Un Résistant

En 1942 (peut-être début 43), Ernest Di Caprio était rentré dans la Résistance. Il avait gravi un sentier de montagne au dessus de Gattières à la rencontre d’un émissaire du réseau avec lequel un ami l’avait mis en contact. Il était grand et maigre, il portait une chemise, un short, des sandales et, glissé dans sa ceinture, un pistolet avec un seul chargeur, arme qu’il s’était procurée à prix d’or. Quand la France a été libérée, il avait fait ce qu’il fallait pour mériter la Croix de guerre. On la lui remit et il la montrait quelquefois à ses petits-enfants. Pour autant, je peux témoigner que jamais Ernest Di Caprio ne s’est vanté d’être un héros, ni en public, ni dans le cercle familial. Sans doute avait-il accompli au moins une action remarquable qui lui avait valu une citation pour fait de guerre, mais je ne suis pas sûr de l’avoir entendu la raconter. Je le vois, avec les yeux de l’esprit, porter un homme blessé sur son dos, dans un chemin où il ne pouvait pas courir et où les balles pleuvaient et ricochaient sur la pierre. Je crois pouvoir affirmer que ce souvenir est exact. Ses enfants et ses petits-enfants me diront peut-être si je me trompe. Mais je sais que rien alors n’aurait pu le faire broncher, pas plus que sa fille après lui n’a bronché une seule seconde devant la mort. 
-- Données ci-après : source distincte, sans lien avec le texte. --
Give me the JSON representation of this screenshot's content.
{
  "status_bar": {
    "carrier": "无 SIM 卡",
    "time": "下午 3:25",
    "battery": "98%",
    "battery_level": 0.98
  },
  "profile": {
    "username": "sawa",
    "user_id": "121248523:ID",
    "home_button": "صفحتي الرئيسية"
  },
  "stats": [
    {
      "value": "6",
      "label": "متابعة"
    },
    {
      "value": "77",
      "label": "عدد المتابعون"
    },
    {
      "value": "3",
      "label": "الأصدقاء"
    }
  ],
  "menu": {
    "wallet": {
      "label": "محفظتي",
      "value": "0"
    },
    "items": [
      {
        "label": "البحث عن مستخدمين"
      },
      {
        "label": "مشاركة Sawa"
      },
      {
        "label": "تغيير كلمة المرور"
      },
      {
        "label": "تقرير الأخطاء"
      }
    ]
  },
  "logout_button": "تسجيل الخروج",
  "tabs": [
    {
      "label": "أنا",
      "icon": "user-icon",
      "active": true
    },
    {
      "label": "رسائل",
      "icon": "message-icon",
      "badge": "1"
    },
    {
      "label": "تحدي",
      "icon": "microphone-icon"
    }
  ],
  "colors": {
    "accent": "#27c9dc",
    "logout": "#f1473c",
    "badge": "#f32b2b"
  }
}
Les anecdotes qu’il racontait touchaient à des circonstances presque insignifiantes dont on voyait qu’elles lui occupaient l’esprit sans qu’il soit certain de bien les comprendre, un peu comme des rêves. Je n’en citerai qu'une. 

“Un jour, disait-il, on m’avait envoyé à Nice pour transmettre un ordre et, ma mission une fois accomplie, je remontais à vélo par la plaine du Var. Je m’engage sur le pont de la Manda pour traverser le fleuve et là, en contrebas, j’aperçois un groupe de soldats allemands qui se baignent. C’était le printemps, il faisait chaud, les soldats allemands étaient nombreux dans ce secteur. Une telle scène n’avait donc rien de surprenant. À ceci près que ces hommes se baignaient nus et qu’ils riaient. Les jambes m’ont manqué. Je suis descendu de vélo, je me suis accoudé au parapet et j’ai allumé une cigarette. Je trouvais révoltant qu’ils souillent ainsi l’eau de nos montagnes, et qu’ils rient de sa fraîcheur. Je trouvais révoltant qu’ils se montrent nus sous le grand soleil, ce que nous autres, gens du sud, ne faisons jamais qu’à la vue de nos femmes, et seulement sur le point de faire l’amour. Je sentais le poids du pistolet dans ma ceinture. J’évaluais combien j’aurais pu en descendre avant de me faire descendre à mon tour. Déjà un ou deux s’étaient aperçus de ma présence et, la tête dressée, ils me regardaient dans les yeux et je les regardais aussi. Mais je n’avais pas reçu d’ordre. J’ai fini ma cigarette aussi lentement que j’ai pu, mes doigts tremblaient, et je l’ai écrasée sur la rambarde du pont. Puis, je suis remonté sur ma bicyclette et je suis parti.”

Un jour, je l’avoue, j’ai voulu lui tendre un piège. Je lui ai dit : “Ernesto (je l’appelais ainsi), dites-moi, le mouvement de Résistance le plus actif, le plus résolu, le plus dangereux, c’était bien celui des Francs-tireurs et partisans, c’était vous ?” Et sans hésiter, il m’a répondu : “Non, petit, tu n’y es pas. Ceux qui prenaient tous les risques et qui causaient le plus de dégâts dans le camp ennemi, c’étaient ceux du groupe Combat. Et ils n’étaient pas des communistes comme nous, ils étaient catholiques, de droite et, pour certains d’entre eux, d'extrême-droite. C’étaient ceux que j’admirais le plus. Parce qu’ils n’avaient d’autre but que de défendre la patrie.” Je précise que je n’ai pas cherché à savoir si le jugement d’Ernest Di Caprio est historiquement exact, là n’est pas mon propos. Je me contente de rapporter ce qu’il a dit. Je veux témoigner de ce que, à propos de la Résistance, ce communiste parlait ainsi.